Table_2_Association of the rs1990760, rs3747517, and rs10930046 polymorphisms in the IFIH1 gene with susceptibility to autoimmune diseases: a meta-analysis.docx

ObjectiveInterferon induced with helicase C domain 1 (IFIH1) single-nucleotide polymorphisms (SNP) rs1990760, rs3747517, and rs10930046 have been shown to be closely related to the risk of autoimmune diseases. The aim of this study was firstly to examine the association of the rs1990760 with type 1 diabetes (T1D) in a Chinese population. Secondly, to assess the association of SNP rs1990760, rs3747517, and rs10930046 with autoimmune diseases susceptibility.MethodsA total of 1,273 T1D patients and 1,010 healthy control subjects in a Chinese population were enrolled in this case-control study. Subsequently, we performed a meta-analysis on the association of the SNP rs1990760, rs3747517, and rs10930046 in the IFIH1 gene with susceptibility to autoimmune diseases. The random and fixed genetic effects models were used to evaluate the association and the effect sizes, including odds ratios (OR) and 95% confidence intervals (CI). Stratification analyses based on ethnicity and the type of autoimmune diseases were performed.ResultsIFIH1 SNP rs1990760 was not associated with a significant risk of T1D in the Chinese population in the case-control study. A total of 35 studies including 70,966 patients and 124,509 controls were identified and included in the meta-analysis. The results displayed significant associations between IFIH1 rs1990760 A allele and rs3747517 C allele and autoimmune diseases risk (OR=1.09, 95% CI: 1.01~1.17; OR=1.24, 95% CI: 1.15~1.25, respectively). Stratified analysis indicated a significant association rs1990760 and rs3747517 with autoimmune diseases risk in the Caucasian population (OR=1.11, 95% CI: 1.02~1.20, OR=1.29, 95% CI: 1.18~1.41, respectively).ConclusionsThis study revealed no association between IFIH1 SNP rs1990760 and T1D in Chinese. Furthermore, the meta-analysis indicated that rs1990760 and rs3747517 polymorphisms, confer susceptibility to autoimmune diseases, especially in the Caucasian population.

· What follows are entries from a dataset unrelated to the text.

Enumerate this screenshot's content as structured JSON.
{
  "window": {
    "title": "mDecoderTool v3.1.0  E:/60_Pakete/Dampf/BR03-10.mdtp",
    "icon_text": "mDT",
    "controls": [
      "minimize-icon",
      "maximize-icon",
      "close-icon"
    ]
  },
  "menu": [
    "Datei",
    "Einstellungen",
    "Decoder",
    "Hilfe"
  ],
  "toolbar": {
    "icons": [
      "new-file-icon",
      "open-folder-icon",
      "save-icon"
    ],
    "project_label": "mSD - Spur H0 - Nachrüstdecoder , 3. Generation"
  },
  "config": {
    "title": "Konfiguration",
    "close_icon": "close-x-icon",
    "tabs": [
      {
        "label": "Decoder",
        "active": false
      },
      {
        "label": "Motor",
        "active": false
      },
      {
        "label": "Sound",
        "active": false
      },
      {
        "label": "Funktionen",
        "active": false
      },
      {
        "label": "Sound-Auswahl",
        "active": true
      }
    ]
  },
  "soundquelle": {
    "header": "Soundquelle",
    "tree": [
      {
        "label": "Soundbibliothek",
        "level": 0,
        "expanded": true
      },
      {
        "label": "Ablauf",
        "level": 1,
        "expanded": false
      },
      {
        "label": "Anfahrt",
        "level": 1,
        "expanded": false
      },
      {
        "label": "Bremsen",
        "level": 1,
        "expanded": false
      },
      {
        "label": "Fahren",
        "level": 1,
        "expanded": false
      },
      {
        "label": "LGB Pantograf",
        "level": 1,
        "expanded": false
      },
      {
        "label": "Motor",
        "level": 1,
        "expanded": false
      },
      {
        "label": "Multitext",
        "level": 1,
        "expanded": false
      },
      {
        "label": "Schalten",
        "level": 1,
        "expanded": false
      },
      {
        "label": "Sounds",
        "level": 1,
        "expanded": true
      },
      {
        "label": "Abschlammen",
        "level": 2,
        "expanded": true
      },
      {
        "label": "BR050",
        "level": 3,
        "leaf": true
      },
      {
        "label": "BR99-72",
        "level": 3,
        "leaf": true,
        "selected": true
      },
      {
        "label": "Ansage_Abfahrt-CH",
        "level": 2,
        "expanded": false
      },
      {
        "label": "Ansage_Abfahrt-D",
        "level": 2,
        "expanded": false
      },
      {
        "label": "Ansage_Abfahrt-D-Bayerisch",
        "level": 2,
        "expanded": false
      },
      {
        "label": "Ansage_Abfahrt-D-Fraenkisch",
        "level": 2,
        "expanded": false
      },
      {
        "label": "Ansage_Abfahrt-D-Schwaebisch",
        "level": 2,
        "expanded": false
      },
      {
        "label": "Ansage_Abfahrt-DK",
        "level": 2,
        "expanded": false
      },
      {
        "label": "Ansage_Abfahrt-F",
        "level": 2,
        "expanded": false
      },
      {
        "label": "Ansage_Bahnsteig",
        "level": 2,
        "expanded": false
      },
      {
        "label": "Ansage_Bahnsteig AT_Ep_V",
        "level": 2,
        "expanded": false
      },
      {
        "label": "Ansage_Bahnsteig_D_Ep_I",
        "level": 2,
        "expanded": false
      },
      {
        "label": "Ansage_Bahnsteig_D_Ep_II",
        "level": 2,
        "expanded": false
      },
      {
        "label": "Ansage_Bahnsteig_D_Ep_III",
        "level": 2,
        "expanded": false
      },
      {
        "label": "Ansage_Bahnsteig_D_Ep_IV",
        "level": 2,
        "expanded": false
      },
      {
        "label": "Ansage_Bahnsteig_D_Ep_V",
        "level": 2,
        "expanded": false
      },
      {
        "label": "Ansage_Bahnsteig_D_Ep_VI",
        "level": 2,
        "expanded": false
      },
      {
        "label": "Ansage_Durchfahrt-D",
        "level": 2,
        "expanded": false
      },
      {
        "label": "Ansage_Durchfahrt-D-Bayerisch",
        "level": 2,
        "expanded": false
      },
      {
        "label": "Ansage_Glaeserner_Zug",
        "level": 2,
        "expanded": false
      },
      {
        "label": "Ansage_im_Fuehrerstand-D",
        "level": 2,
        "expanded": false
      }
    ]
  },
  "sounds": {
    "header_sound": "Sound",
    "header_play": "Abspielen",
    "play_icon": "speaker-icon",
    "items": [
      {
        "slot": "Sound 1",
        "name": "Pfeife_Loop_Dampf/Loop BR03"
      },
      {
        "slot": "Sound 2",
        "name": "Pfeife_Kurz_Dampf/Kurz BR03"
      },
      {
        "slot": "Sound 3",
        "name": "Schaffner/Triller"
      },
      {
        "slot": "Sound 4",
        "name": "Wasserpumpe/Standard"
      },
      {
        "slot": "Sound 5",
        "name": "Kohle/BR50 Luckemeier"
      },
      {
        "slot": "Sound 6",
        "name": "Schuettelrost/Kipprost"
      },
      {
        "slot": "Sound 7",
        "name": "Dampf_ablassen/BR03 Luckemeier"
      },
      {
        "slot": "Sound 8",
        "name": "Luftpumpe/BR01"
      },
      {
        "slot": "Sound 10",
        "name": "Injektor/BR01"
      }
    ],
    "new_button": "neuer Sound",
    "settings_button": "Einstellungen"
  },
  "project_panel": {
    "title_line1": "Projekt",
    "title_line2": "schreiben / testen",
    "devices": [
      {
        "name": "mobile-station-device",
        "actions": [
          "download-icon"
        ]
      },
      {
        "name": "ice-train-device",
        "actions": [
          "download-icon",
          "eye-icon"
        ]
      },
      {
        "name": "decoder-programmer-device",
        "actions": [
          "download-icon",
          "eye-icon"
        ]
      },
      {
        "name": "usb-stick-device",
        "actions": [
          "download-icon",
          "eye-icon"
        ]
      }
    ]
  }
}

旨在探究IFIH1基因中的单核苷酸多态性（SNP）rs1990760、rs3747517和rs10930046与自身免疫性疾病风险的相关性，本研究首先旨在评估rs1990760与我国汉族人群1型糖尿病（T1D）风险之间的关联，其次，评估上述SNP与自身免疫性疾病易感性的关联。研究方法：纳入我国1型糖尿病患者1273例及健康对照者1010例，对IFIH1基因中上述SNP与自身免疫性疾病易感性的关联进行了荟萃分析，采用随机效应模型和固定效应模型评估关联及其效应量，包括比值比（OR）和95%置信区间（CI）。基于种族和自身免疫性疾病类型进行的分层分析结果显示：在病例对照研究中，IFIH1基因SNP rs1990760与我国汉族人群T1D风险无显著关联。荟萃分析共纳入35项研究，包括70,966名患者和124,509名对照者，结果显示IFIH1基因rs1990760 A等位基因与rs3747517 C等位基因与自身免疫性疾病风险存在显著关联（OR=1.09，95%CI: 1.01~1.17；OR=1.24，95%CI: 1.15~1.25，分别）。分层分析显示，在白种人群中，rs1990760和rs3747517多态性与自身免疫性疾病风险存在显著关联（OR=1.11，95%CI: 1.02~1.20，OR=1.29，95%CI: 1.18~1.41，分别）。结论：本研究未发现IFIH1基因SNP rs1990760与我国汉族人群T1D之间存在关联。进一步荟萃分析表明，rs1990760和rs3747517多态性增加了自身免疫性疾病的风险，尤其在白种人群中。